The Haiti government announced over the weekend that the search and rescue phase of the operation had closed.
Aycock said that the next few weeks may see a transition to reserve component units, including those from the Army Guard, taking the lead in Haiti.
"The Army has asked us to look at some alternative solutions to provide some options for either additional forces that may be required or to replace some of the forces that are already on the ground sometime in the near future," said Aycock. "My personal perspective is this thing is going to transition more and more to the reserve component-side of the house in the weeks ahead."
However, which units or types of units that would be activated has not yet been determined.
"We've been asked to staff some potential options," said Aycock. "We don't have a hard requirement yet but we're looking at some organizational constructs of what we think would be the right force structure to go down there within the parameters we've been given."
Those parameters may change based on the needs on the ground and any mission plan would have to be first validated by the U.S. Southern Command, which has the overall command responsibility for U.S. forces in Haiti.
"We still have to go through the process of getting a validation from both Forces Command and Southern Command that the force mix we're working meets the requirement on the ground," said Aycock. "And, we would need to put specific Army Guard solutions against that list, brief the leadership here and then engage with those states that own those units."
Several states have already volunteered for missions in Haiti.
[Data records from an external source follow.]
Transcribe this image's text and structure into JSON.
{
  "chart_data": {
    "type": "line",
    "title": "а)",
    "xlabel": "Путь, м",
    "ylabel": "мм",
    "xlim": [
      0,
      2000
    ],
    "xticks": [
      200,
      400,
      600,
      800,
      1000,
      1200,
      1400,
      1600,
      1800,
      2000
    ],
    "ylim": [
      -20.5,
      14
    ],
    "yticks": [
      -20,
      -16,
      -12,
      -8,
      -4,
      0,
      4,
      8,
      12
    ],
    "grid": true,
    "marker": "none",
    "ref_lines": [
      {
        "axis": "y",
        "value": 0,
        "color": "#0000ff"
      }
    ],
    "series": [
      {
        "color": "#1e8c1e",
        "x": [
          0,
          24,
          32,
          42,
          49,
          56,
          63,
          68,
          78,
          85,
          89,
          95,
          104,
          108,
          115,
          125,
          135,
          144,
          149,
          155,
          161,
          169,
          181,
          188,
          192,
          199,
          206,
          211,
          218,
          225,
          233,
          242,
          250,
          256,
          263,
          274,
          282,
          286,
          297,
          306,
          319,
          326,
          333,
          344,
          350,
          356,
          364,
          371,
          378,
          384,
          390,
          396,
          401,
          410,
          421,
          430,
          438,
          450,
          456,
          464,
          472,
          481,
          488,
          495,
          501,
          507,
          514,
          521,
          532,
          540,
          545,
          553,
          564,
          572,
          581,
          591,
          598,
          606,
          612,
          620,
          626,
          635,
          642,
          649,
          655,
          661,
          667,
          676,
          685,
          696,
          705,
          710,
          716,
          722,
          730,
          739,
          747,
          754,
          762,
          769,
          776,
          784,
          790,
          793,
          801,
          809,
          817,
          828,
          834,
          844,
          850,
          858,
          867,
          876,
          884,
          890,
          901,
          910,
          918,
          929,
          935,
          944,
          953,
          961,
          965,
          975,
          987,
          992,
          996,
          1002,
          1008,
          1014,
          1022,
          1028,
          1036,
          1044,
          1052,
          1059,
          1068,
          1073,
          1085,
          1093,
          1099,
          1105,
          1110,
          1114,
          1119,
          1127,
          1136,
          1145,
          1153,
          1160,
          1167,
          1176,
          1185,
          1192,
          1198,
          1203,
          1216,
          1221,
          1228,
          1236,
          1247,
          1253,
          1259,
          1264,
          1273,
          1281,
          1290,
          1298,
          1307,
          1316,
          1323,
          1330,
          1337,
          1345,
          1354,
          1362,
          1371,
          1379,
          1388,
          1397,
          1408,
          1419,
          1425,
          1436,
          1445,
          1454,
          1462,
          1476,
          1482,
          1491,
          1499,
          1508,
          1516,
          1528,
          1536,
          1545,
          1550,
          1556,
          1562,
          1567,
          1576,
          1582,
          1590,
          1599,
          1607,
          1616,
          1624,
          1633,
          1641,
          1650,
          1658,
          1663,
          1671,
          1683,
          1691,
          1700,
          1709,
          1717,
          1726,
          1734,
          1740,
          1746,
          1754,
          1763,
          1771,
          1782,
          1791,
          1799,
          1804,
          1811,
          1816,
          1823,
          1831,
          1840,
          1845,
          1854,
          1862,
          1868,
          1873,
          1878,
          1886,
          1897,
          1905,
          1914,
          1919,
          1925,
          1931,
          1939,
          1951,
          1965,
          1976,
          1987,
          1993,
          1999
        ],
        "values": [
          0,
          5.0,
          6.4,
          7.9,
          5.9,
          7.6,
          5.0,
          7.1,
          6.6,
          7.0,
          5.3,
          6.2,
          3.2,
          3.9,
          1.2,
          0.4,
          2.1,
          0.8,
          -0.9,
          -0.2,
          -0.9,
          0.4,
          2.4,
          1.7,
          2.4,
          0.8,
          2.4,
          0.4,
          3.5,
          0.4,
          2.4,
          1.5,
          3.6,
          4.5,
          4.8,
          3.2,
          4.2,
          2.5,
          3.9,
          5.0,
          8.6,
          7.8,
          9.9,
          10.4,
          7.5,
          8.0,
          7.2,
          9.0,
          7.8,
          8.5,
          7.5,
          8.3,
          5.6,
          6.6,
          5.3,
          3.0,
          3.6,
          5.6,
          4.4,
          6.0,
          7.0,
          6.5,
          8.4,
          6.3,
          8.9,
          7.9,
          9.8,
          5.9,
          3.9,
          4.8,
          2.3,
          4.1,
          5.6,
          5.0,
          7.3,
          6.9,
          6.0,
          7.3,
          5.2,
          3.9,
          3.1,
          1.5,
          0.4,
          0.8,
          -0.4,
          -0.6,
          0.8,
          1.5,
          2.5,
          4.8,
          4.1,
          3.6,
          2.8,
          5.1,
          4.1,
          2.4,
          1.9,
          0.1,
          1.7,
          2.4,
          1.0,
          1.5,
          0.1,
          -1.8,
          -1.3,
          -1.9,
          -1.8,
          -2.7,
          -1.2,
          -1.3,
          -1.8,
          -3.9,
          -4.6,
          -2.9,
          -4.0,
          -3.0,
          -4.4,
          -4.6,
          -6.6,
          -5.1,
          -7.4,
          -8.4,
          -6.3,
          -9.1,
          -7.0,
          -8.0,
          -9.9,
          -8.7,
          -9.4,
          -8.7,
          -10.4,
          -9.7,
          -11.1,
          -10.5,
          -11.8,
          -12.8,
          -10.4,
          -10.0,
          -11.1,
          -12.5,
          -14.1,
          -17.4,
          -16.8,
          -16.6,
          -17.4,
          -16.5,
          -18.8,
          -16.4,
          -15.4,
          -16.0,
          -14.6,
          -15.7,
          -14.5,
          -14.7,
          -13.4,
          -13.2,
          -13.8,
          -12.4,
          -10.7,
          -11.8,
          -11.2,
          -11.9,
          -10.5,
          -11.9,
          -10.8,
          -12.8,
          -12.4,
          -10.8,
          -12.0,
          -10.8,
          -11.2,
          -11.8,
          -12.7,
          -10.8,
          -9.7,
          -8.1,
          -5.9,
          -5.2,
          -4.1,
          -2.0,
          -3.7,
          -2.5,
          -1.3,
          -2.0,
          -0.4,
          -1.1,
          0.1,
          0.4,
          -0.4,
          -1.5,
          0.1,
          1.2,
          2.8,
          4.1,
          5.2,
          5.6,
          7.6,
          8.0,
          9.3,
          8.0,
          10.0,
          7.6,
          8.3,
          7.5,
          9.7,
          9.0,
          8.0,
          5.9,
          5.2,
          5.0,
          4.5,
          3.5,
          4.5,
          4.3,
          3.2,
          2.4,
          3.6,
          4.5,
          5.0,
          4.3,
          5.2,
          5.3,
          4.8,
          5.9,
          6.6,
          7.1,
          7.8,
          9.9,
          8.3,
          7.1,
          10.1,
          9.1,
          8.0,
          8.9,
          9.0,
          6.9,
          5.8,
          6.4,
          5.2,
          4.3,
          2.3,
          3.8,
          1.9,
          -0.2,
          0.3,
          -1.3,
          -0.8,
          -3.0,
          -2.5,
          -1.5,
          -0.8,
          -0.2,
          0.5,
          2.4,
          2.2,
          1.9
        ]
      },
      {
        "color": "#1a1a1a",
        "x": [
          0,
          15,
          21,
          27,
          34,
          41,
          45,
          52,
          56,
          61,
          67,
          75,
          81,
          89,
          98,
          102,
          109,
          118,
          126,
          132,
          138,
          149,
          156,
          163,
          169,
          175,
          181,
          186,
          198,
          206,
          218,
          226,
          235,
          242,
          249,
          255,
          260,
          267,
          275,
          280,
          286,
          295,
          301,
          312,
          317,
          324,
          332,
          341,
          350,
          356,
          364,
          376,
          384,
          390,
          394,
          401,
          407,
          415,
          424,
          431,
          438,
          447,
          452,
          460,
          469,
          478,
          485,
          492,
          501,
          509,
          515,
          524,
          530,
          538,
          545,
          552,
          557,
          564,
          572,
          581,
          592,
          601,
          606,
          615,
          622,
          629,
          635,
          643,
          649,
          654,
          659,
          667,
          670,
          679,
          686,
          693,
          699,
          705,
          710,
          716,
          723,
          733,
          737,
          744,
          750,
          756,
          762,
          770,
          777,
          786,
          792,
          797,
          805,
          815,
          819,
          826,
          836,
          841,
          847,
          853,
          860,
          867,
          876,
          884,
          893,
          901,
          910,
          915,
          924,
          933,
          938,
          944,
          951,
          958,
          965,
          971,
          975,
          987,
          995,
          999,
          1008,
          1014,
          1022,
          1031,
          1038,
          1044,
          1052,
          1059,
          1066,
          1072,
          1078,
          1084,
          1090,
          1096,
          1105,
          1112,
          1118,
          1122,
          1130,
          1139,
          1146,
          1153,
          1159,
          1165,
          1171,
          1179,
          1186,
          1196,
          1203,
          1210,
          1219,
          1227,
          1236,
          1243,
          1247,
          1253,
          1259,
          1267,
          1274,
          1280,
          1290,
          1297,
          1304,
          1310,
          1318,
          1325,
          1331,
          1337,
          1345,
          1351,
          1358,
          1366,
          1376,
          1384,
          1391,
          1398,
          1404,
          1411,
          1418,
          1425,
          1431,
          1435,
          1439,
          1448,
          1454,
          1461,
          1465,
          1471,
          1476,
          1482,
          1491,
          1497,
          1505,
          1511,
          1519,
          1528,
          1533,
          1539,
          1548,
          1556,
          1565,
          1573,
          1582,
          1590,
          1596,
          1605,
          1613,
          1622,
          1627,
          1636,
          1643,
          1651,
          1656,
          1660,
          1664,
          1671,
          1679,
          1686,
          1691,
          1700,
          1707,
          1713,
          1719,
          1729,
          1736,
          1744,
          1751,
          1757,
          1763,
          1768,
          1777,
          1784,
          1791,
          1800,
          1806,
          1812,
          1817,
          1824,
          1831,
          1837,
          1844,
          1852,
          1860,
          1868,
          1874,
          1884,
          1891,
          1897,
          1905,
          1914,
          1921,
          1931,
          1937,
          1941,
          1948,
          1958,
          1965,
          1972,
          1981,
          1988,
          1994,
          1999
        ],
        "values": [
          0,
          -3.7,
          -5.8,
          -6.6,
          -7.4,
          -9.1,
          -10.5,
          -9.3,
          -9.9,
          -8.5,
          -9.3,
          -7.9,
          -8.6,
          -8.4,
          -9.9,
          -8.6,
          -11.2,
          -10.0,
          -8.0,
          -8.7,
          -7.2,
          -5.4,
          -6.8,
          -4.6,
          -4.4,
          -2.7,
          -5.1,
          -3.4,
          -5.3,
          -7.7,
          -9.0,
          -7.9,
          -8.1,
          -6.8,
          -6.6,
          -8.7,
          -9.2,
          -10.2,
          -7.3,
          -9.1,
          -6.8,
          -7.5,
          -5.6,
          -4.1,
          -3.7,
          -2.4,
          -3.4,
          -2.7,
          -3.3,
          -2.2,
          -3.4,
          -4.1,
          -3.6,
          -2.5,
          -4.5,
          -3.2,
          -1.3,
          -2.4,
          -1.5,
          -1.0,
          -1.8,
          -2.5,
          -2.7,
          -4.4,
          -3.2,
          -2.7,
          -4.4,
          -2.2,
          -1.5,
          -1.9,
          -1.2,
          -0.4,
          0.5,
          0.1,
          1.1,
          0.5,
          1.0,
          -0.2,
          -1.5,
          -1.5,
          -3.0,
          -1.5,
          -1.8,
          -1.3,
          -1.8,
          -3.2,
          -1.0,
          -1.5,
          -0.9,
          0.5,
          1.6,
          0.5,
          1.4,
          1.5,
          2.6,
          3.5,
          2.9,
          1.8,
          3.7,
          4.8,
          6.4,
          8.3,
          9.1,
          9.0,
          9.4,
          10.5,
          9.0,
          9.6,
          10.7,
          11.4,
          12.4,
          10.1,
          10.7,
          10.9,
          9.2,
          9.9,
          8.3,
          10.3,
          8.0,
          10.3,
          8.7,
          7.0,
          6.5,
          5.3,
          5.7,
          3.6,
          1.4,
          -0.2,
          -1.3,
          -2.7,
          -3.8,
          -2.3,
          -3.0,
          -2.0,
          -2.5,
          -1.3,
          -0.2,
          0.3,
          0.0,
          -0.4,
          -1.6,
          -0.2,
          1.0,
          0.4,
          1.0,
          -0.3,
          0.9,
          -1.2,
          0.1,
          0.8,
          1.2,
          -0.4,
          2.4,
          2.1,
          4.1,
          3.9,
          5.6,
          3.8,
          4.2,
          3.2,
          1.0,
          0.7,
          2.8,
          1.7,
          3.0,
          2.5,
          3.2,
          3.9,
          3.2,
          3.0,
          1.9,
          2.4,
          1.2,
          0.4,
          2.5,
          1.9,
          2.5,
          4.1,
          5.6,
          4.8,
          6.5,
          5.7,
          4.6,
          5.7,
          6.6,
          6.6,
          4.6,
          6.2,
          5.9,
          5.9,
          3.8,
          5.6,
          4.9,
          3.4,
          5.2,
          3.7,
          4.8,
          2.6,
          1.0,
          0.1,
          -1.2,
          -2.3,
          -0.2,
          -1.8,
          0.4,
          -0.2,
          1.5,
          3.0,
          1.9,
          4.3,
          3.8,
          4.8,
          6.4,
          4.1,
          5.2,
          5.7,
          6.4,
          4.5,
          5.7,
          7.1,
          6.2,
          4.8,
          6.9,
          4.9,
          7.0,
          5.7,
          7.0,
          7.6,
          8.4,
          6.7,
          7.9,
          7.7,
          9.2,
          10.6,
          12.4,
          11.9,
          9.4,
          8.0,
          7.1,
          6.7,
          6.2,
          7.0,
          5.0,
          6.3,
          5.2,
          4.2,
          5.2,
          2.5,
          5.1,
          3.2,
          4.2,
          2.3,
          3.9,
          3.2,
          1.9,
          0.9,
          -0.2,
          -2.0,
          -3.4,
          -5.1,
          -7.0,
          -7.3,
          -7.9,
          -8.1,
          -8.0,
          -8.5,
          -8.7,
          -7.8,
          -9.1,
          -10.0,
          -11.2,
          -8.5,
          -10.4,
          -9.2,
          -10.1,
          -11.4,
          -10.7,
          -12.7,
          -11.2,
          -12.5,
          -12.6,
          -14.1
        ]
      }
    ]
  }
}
"I think probably every state out there has come up on the net at some point and offered their assistance and engaged with us about their ability to provide forces and their willingness to provide forces should they get an opportunity to do that," said Aycock.
For now, Puerto Rico remains as the sole Army Guard asset on-station as well as being among the first U.S. military units to respond to the earthquake.
"Obviously, if it were up to us, we would put other units down there, but that's not the way the process works," said Aycock, who described the process as more of a pulling one than one that the Army Guard pushes units into.
"Although we do have to wait on a pull system, we have significant capability in the Army Guard to apply against this if asked to apply it," said Aycock. "And you can bet your boots we'll provide it."